10. 12. 2007
Dieser Eintrag entstand in unserem Hostel in Bangkok. Ich wollte eigentlich Briefe schreiben, fühlte mich aber nicht genügend inspiriert dazu, so dass ich erstmal mein Tagebuch hervornahm…
Unglaublich, wie schnell diese Ferien vergehen. Es ist echt viel los, so dass mir kaum Zeit und Kraft zum Schreiben bleibt. Schade eigentlich, denn es gibt viele Eindrücke zu verarbeiten.
Im Moment beschäftigt mich gerade, dass mir so vieles, was wir in all den Tempeln und Palästen sehen, wohl für immer fremd bleiben wird.

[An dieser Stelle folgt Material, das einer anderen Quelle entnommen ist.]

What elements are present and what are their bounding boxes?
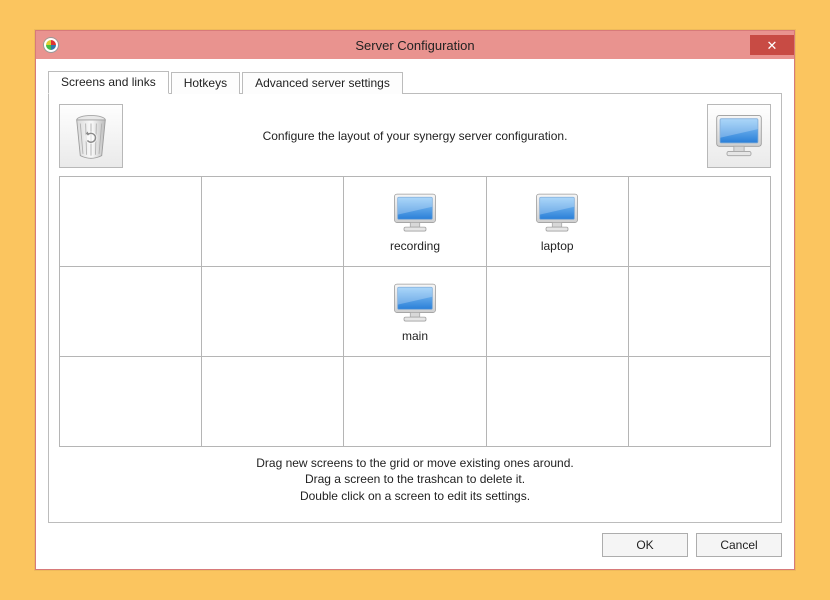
monitor-icon xyxy=(713,112,765,160)
grid-cell[interactable] xyxy=(629,357,771,447)
grid-cell[interactable] xyxy=(60,357,202,447)
grid-cell[interactable] xyxy=(344,357,486,447)
instruction-text: Configure the layout of your synergy ser… xyxy=(133,129,697,143)
trashcan-dropzone[interactable] xyxy=(59,104,123,168)
dialog-button-row: OK Cancel xyxy=(48,533,782,557)
ok-button[interactable]: OK xyxy=(602,533,688,557)
tab-label: Advanced server settings xyxy=(255,76,390,90)
screen-main[interactable]: main xyxy=(344,267,486,357)
screen-layout-grid[interactable]: recording laptop main xyxy=(59,176,771,447)
grid-cell[interactable] xyxy=(487,357,629,447)
screen-label: main xyxy=(402,329,428,343)
hint-line: Drag a screen to the trashcan to delete … xyxy=(59,471,771,487)
toolbar-row: Configure the layout of your synergy ser… xyxy=(59,104,771,168)
grid-cell[interactable] xyxy=(629,177,771,267)
monitor-icon xyxy=(391,281,439,325)
grid-cell[interactable] xyxy=(60,267,202,357)
grid-cell[interactable] xyxy=(629,267,771,357)
grid-cell[interactable] xyxy=(487,267,629,357)
tab-hotkeys[interactable]: Hotkeys xyxy=(171,72,240,94)
close-icon: ✕ xyxy=(767,39,778,52)
hints-block: Drag new screens to the grid or move exi… xyxy=(59,453,771,510)
tab-strip: Screens and links Hotkeys Advanced serve… xyxy=(48,69,782,93)
cancel-button[interactable]: Cancel xyxy=(696,533,782,557)
tab-screens-and-links[interactable]: Screens and links xyxy=(48,71,169,94)
new-screen-source[interactable] xyxy=(707,104,771,168)
grid-cell[interactable] xyxy=(202,357,344,447)
app-icon xyxy=(44,38,58,52)
window-close-button[interactable]: ✕ xyxy=(750,35,794,55)
hint-line: Double click on a screen to edit its set… xyxy=(59,488,771,504)
monitor-icon xyxy=(533,191,581,235)
window-title: Server Configuration xyxy=(36,38,794,53)
client-area: Screens and links Hotkeys Advanced serve… xyxy=(36,59,794,569)
screen-label: recording xyxy=(390,239,440,253)
screen-label: laptop xyxy=(541,239,574,253)
tab-label: Hotkeys xyxy=(184,76,227,90)
grid-cell[interactable] xyxy=(202,267,344,357)
monitor-icon xyxy=(391,191,439,235)
trash-icon xyxy=(69,111,113,161)
tab-panel-screens-and-links: Configure the layout of your synergy ser… xyxy=(48,93,782,523)
hint-line: Drag new screens to the grid or move exi… xyxy=(59,455,771,471)
grid-cell[interactable] xyxy=(202,177,344,267)
grid-cell[interactable] xyxy=(60,177,202,267)
screen-laptop[interactable]: laptop xyxy=(487,177,629,267)
titlebar[interactable]: Server Configuration ✕ xyxy=(36,31,794,59)
screen-recording[interactable]: recording xyxy=(344,177,486,267)
tab-advanced-server-settings[interactable]: Advanced server settings xyxy=(242,72,403,94)
server-configuration-window: Server Configuration ✕ Screens and links… xyxy=(35,30,795,570)
tab-label: Screens and links xyxy=(61,75,156,89)
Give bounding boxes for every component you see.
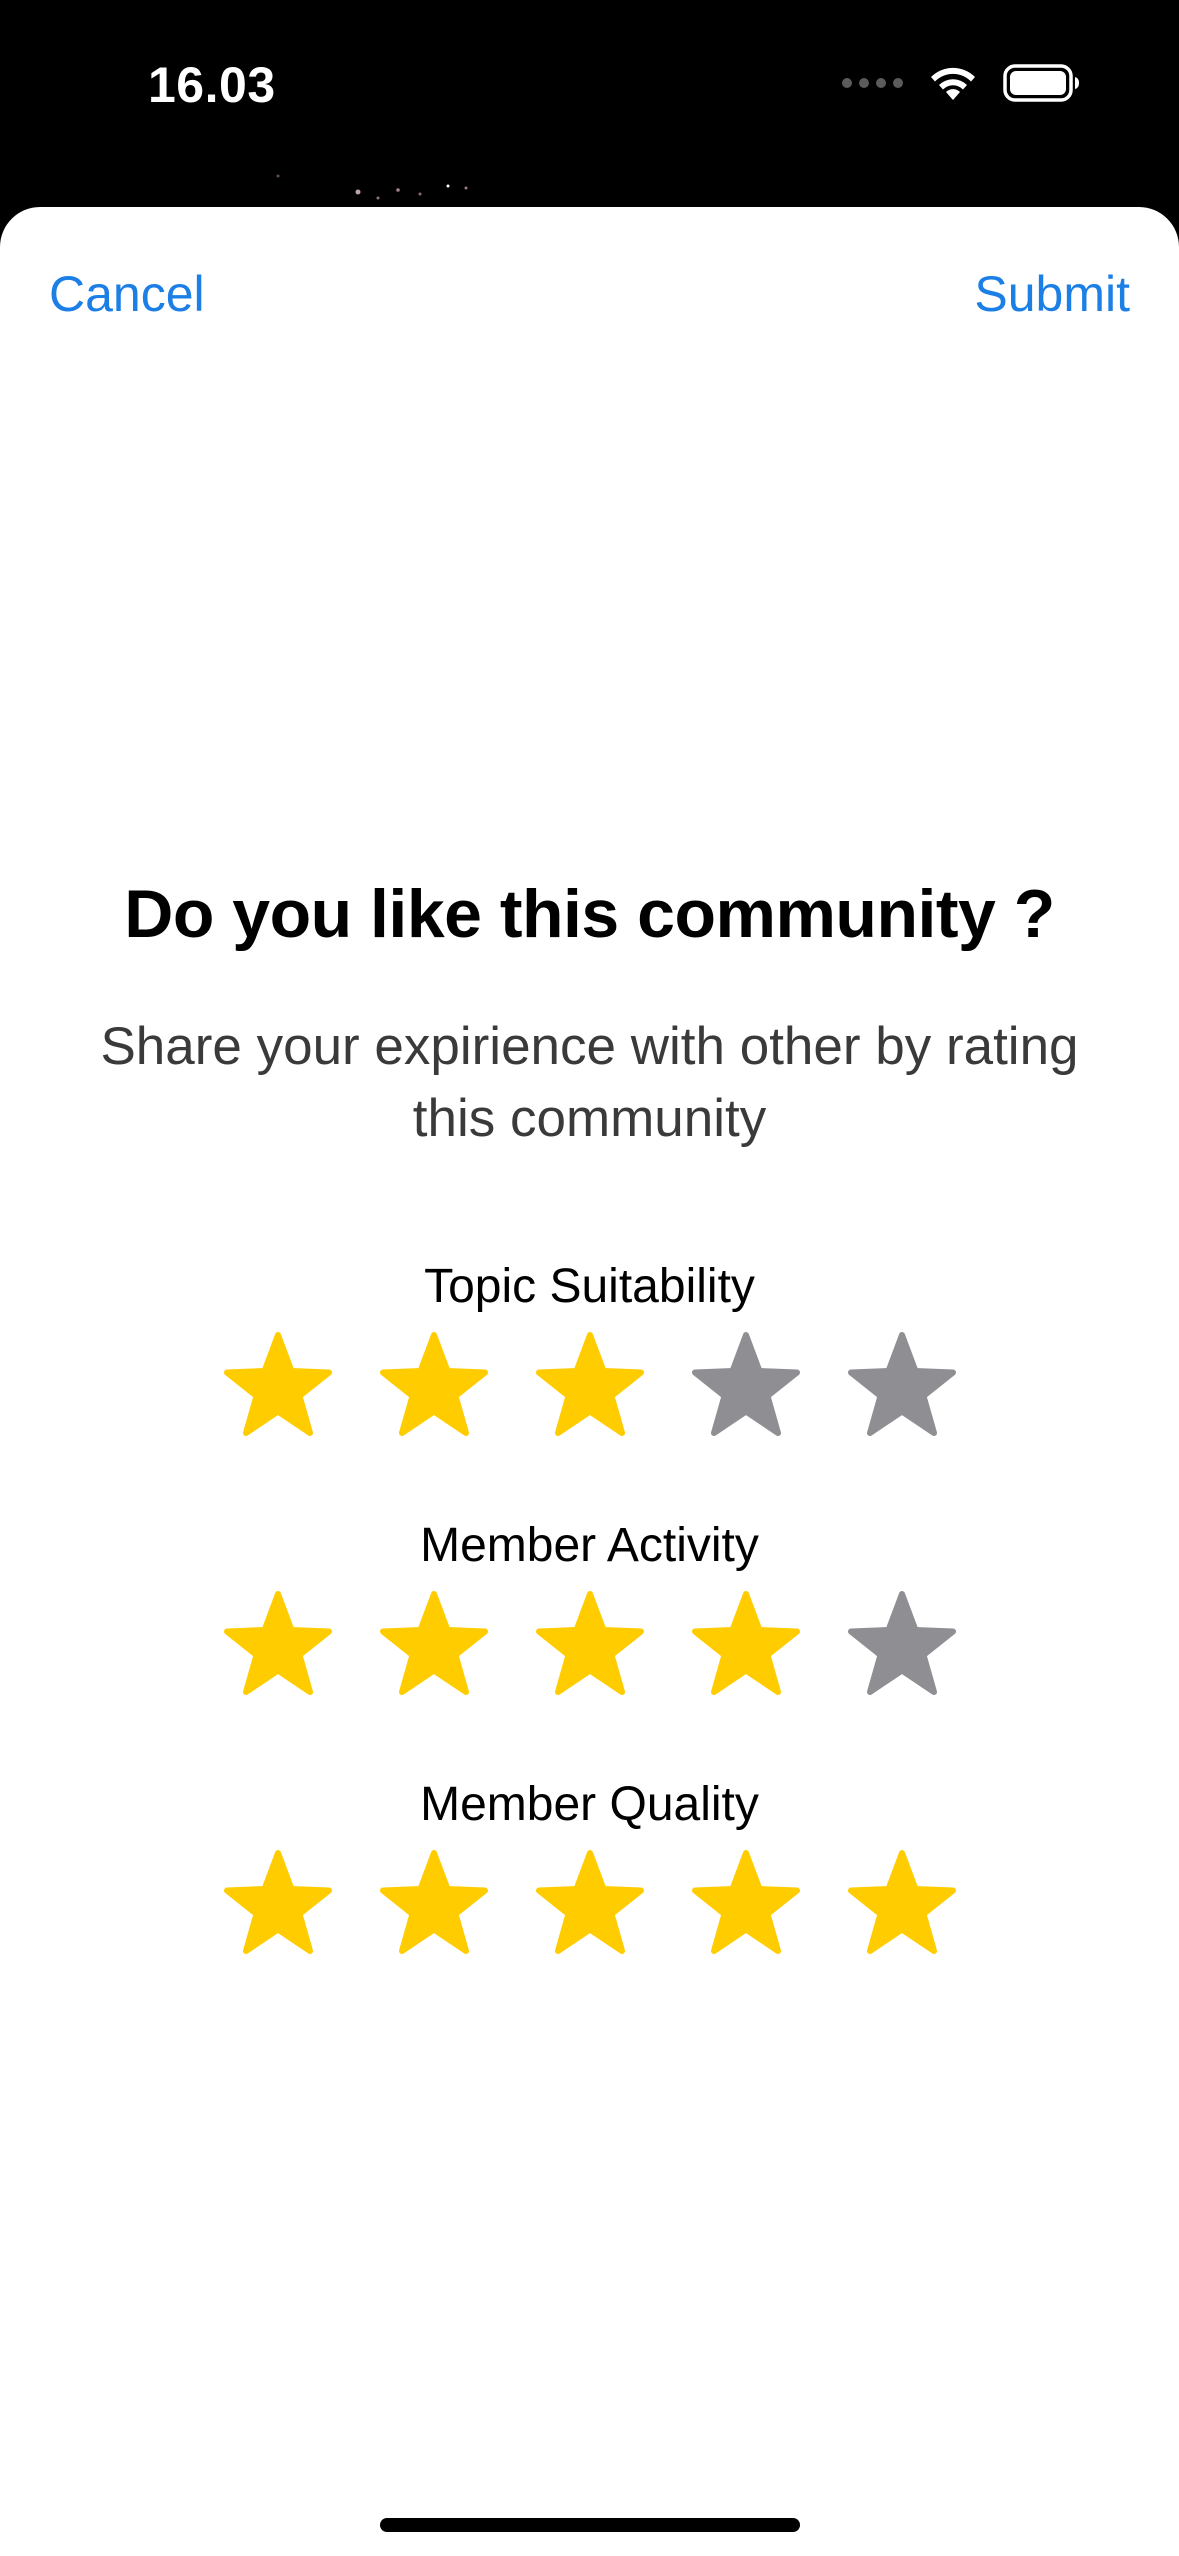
star-rating-control <box>0 1590 1179 1700</box>
star-icon-filled[interactable] <box>845 1849 959 1959</box>
star-icon-filled[interactable] <box>533 1331 647 1441</box>
page-subtitle: Share your expirience with other by rati… <box>100 1017 1079 1148</box>
star-icon-empty[interactable] <box>689 1331 803 1441</box>
rating-member-activity: Member Activity <box>0 1516 1179 1700</box>
star-icon-filled[interactable] <box>689 1849 803 1959</box>
background-sparkles <box>276 174 468 200</box>
star-rating-control <box>0 1331 1179 1441</box>
page-title: Do you like this community ? <box>124 876 1055 952</box>
rating-label: Member Activity <box>420 1519 759 1572</box>
rating-sheet: Cancel Submit Do you like this community… <box>0 207 1179 2556</box>
cellular-signal-icon <box>842 78 903 88</box>
battery-icon <box>1003 64 1081 102</box>
star-rating-control <box>0 1849 1179 1959</box>
star-icon-empty[interactable] <box>845 1590 959 1700</box>
star-icon-filled[interactable] <box>221 1331 335 1441</box>
star-icon-filled[interactable] <box>377 1590 491 1700</box>
rating-label: Member Quality <box>420 1778 759 1831</box>
status-time: 16.03 <box>148 57 276 113</box>
screen: 16.03 Cancel Submit Do you like this com… <box>0 0 1179 2556</box>
rating-label: Topic Suitability <box>424 1260 755 1313</box>
star-icon-filled[interactable] <box>221 1849 335 1959</box>
star-icon-filled[interactable] <box>221 1590 335 1700</box>
star-icon-filled[interactable] <box>377 1849 491 1959</box>
cancel-button[interactable]: Cancel <box>49 265 205 323</box>
star-icon-filled[interactable] <box>377 1331 491 1441</box>
star-icon-filled[interactable] <box>533 1849 647 1959</box>
home-indicator <box>380 2518 800 2532</box>
star-icon-filled[interactable] <box>689 1590 803 1700</box>
wifi-icon <box>927 64 979 102</box>
submit-button[interactable]: Submit <box>974 265 1130 323</box>
status-icons <box>842 64 1081 102</box>
star-icon-empty[interactable] <box>845 1331 959 1441</box>
star-icon-filled[interactable] <box>533 1590 647 1700</box>
rating-topic-suitability: Topic Suitability <box>0 1257 1179 1441</box>
rating-member-quality: Member Quality <box>0 1775 1179 1959</box>
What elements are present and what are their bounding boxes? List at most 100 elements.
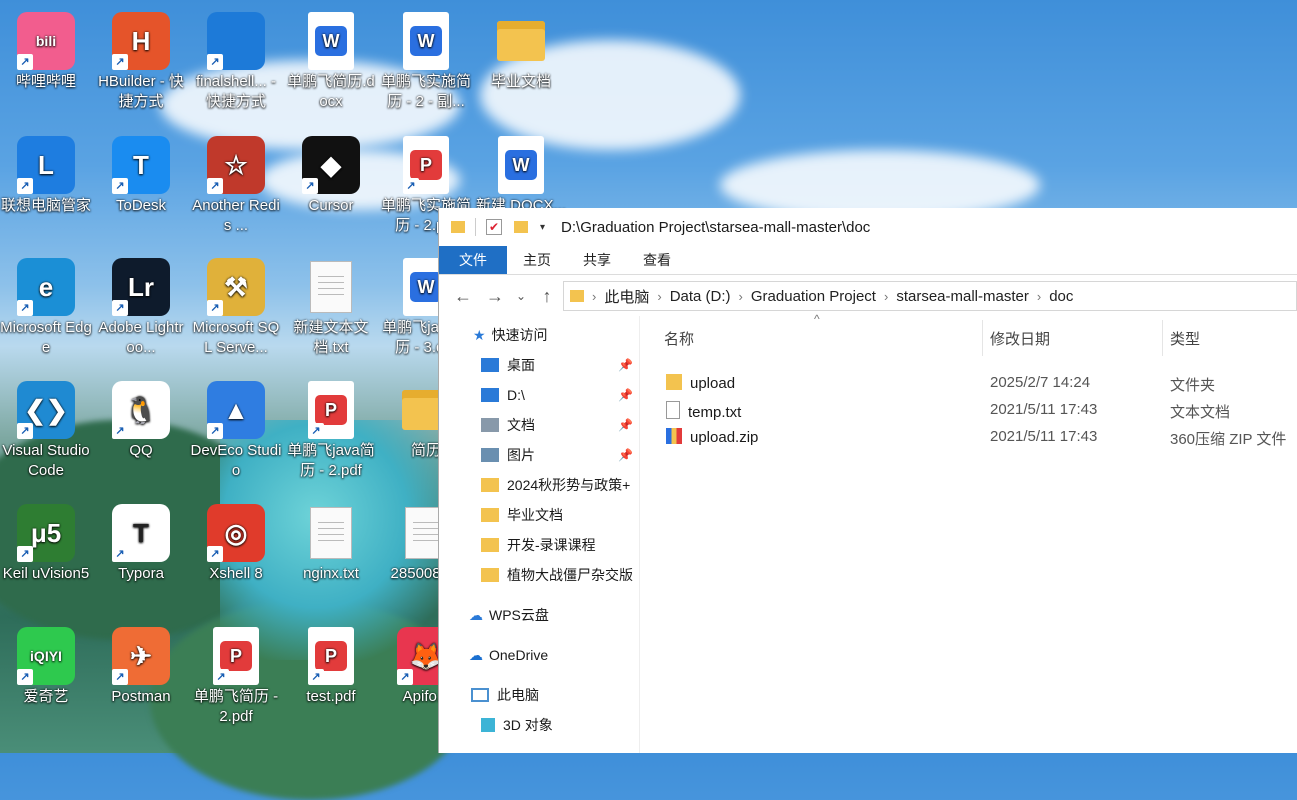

Ich würde gerne mehr darüber wissen, was diese Buddhas, Garudas, Nagas, Vishnu, Shiva, Brahma, Ganesh, Chow Fas, weissen Elefanten und all die anderen Geschöpfe über das Leben lehren können… bis jetzt habe ich die Tempel und Paläste vor allem als Ausdruck der Macht und des Reichtums der orientalischen Könige erlebt… Spiritualität kam bloss sporadisch zum Vorschein :-(
Interessanterweise haben mich diese fremdartigen Malereien und Skulpturen an die Gleichnisse Jesu erinnert. Es heisst ja, dass viele Leute hinsehen und hinhören können, soviel sie wollen, und doch nichts davon verstehen.1) Nun weiss ich nicht, wieviel Weisheit in Thailändischen Königspalästen steckt, doch von ihrem Inhalt habe ich wirklich nicht viel begriffen. Aber kunstfertig und prachtvoll waren sie schon.